'Seam line' residents say they are unprotected following the removal of Border Police

Residents of the seam line area councils complained Monday that the government is abandoning their security, leaving them exposed to terror attacks. The complaint stemmed from the fact that five companies of Border Police been assigned to guard Green Line-area communities had been reassigned to urban centers. "The Border Police forces have completely disappeared from the field," Col. (res.) Dubi Dekel, security coordinator for Israel's Organization of Regional Councils, said. The organization, which expressed its concern about the development, said that the withdrawal of Border Police troops had abandoned "tens of thousands of residents, leaving them without any security backup against terror and agricultural crimes." The organization added that the community police officers who had worked in many of the affected areas were also slated to be redeployed to urban centers. Dekel said that he had recently come across a "secret Border Police study" that had been conducted to identify which security volunteers in the affected areas had an infantry-grade combat certification.

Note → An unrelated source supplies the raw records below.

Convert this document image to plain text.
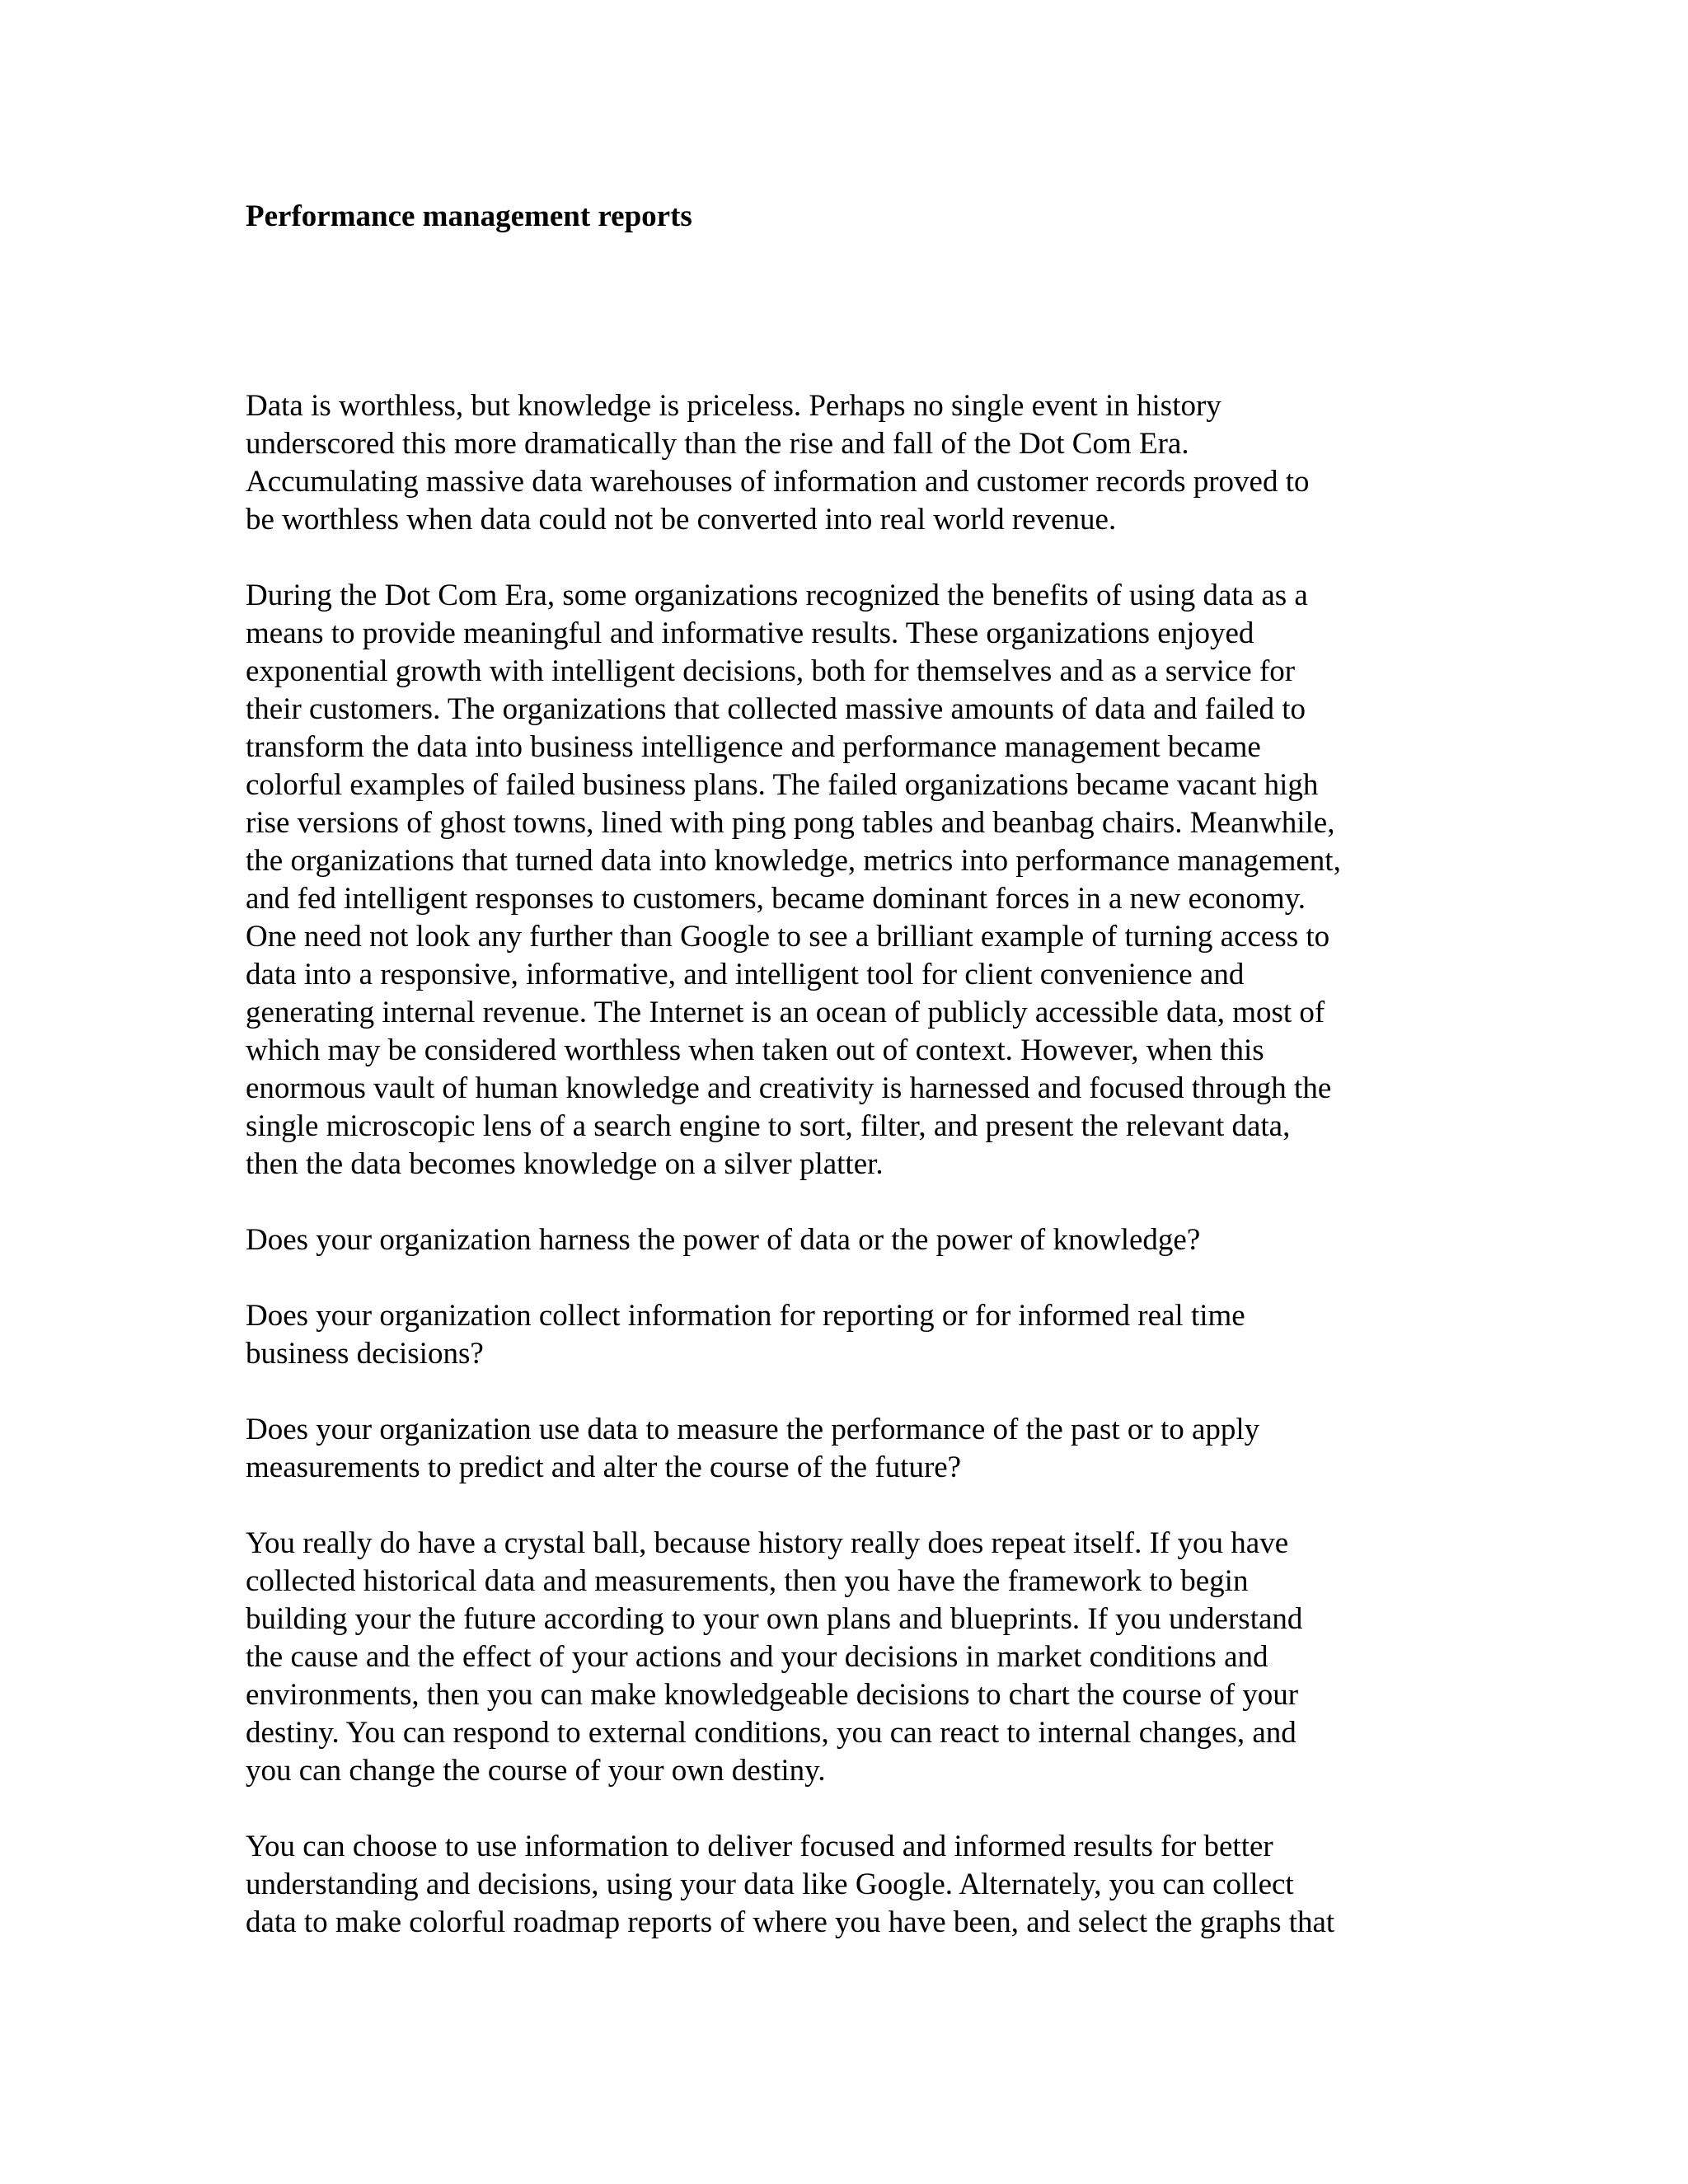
Performance management reports

Data is worthless, but knowledge is priceless. Perhaps no single event in history
underscored this more dramatically than the rise and fall of the Dot Com Era.
Accumulating massive data warehouses of information and customer records proved to
be worthless when data could not be converted into real world revenue.

During the Dot Com Era, some organizations recognized the benefits of using data as a
means to provide meaningful and informative results. These organizations enjoyed
exponential growth with intelligent decisions, both for themselves and as a service for
their customers. The organizations that collected massive amounts of data and failed to
transform the data into business intelligence and performance management became
colorful examples of failed business plans. The failed organizations became vacant high
rise versions of ghost towns, lined with ping pong tables and beanbag chairs. Meanwhile,
the organizations that turned data into knowledge, metrics into performance management,
and fed intelligent responses to customers, became dominant forces in a new economy.
One need not look any further than Google to see a brilliant example of turning access to
data into a responsive, informative, and intelligent tool for client convenience and
generating internal revenue. The Internet is an ocean of publicly accessible data, most of
which may be considered worthless when taken out of context. However, when this
enormous vault of human knowledge and creativity is harnessed and focused through the
single microscopic lens of a search engine to sort, filter, and present the relevant data,
then the data becomes knowledge on a silver platter.

Does your organization harness the power of data or the power of knowledge?

Does your organization collect information for reporting or for informed real time
business decisions?

Does your organization use data to measure the performance of the past or to apply
measurements to predict and alter the course of the future?

You really do have a crystal ball, because history really does repeat itself. If you have
collected historical data and measurements, then you have the framework to begin
building your the future according to your own plans and blueprints. If you understand
the cause and the effect of your actions and your decisions in market conditions and
environments, then you can make knowledgeable decisions to chart the course of your
destiny. You can respond to external conditions, you can react to internal changes, and
you can change the course of your own destiny.

You can choose to use information to deliver focused and informed results for better
understanding and decisions, using your data like Google. Alternately, you can collect
data to make colorful roadmap reports of where you have been, and select the graphs that
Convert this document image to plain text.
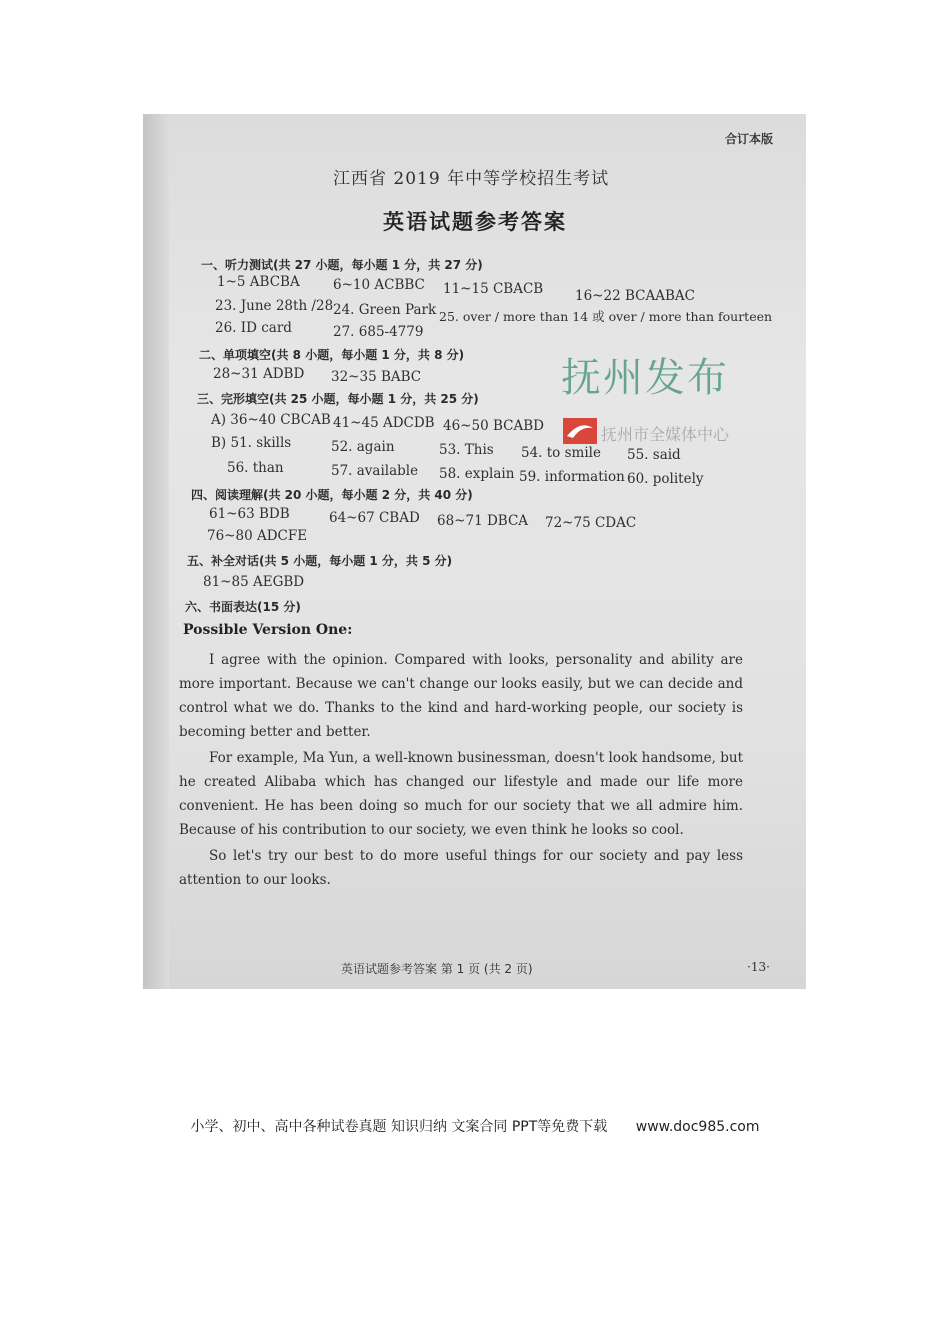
合订本版
江西省 2019 年中等学校招生考试
英语试题参考答案
一、听力测试(共 27 小题，每小题 1 分，共 27 分)
1~5 ABCBA 6~10 ACBBC 11~15 CBACB 16~22 BCAABAC
23. June 28th /28 24. Green Park 25. over / more than 14 或 over / more than fourteen
26. ID card	27. 685-4779
二、单项填空(共 8 小题，每小题 1 分，共 8 分)
28~31 ADBD 32~35 BABC
三、完形填空(共 25 小题，每小题 1 分，共 25 分)
A) 36~40 CBCAB 41~45 ADCDB 46~50 BCABD
B) 51. skills	52. again	53. This 54. to smile 55. said
56. than	57. available 58. explain 59. information 60. politely
四、阅读理解(共 20 小题，每小题 2 分，共 40 分)
61~63 BDB	64~67 CBAD 68~71 DBCA 72~75 CDAC
76~80 ADCFE
五、补全对话(共 5 小题，每小题 1 分，共 5 分)
81~85 AEGBD
六、书面表达(15 分)
Possible Version One:
I agree with the opinion. Compared with looks, personality and ability are more important. Because we can't change our looks easily, but we can decide and control what we do. Thanks to the kind and hard-working people, our society is becoming better and better.
For example, Ma Yun, a well-known businessman, doesn't look handsome, but he created Alibaba which has changed our lifestyle and made our life more convenient. He has been doing so much for our society that we all admire him. Because of his contribution to our society, we even think he looks so cool.
So let's try our best to do more useful things for our society and pay less attention to our looks.
英语试题参考答案 第 1 页 (共 2 页)	·13·
抚州发布
抚州市全媒体中心
小学、初中、高中各种试卷真题 知识归纳 文案合同 PPT等免费下载 www.doc985.com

Those people, Dekel said, would be expected to fill the place of the absent Border Police troops. "The Israel Police, the police chief and the public security minister are abandoning the residents of the rural sector," said Shmuel Reifman, chairman of the Center for Regional Councils. "Taking Border Police units away from the seam line area leaves all the security responsibility to volunteers and to the alert teams from the councils which were only meant to reinforce and support the regular troops." Regional council heads said that when the seam line area was transferred from police to IDF authority pending the construction of the security fence, they were told that the IDF would be responsible only for the area immediately surrounding the fence, and that police would continue to oversee the security of neighboring communities. "The vacuum that has been created will cause the residents to take the law into their own hands, and it won't be long until an incident similar to the one with Shai Dromi, or worse, will occur," said Reifman. "A terror cell could cross the border, and the only response available will be that of the civilian volunteers."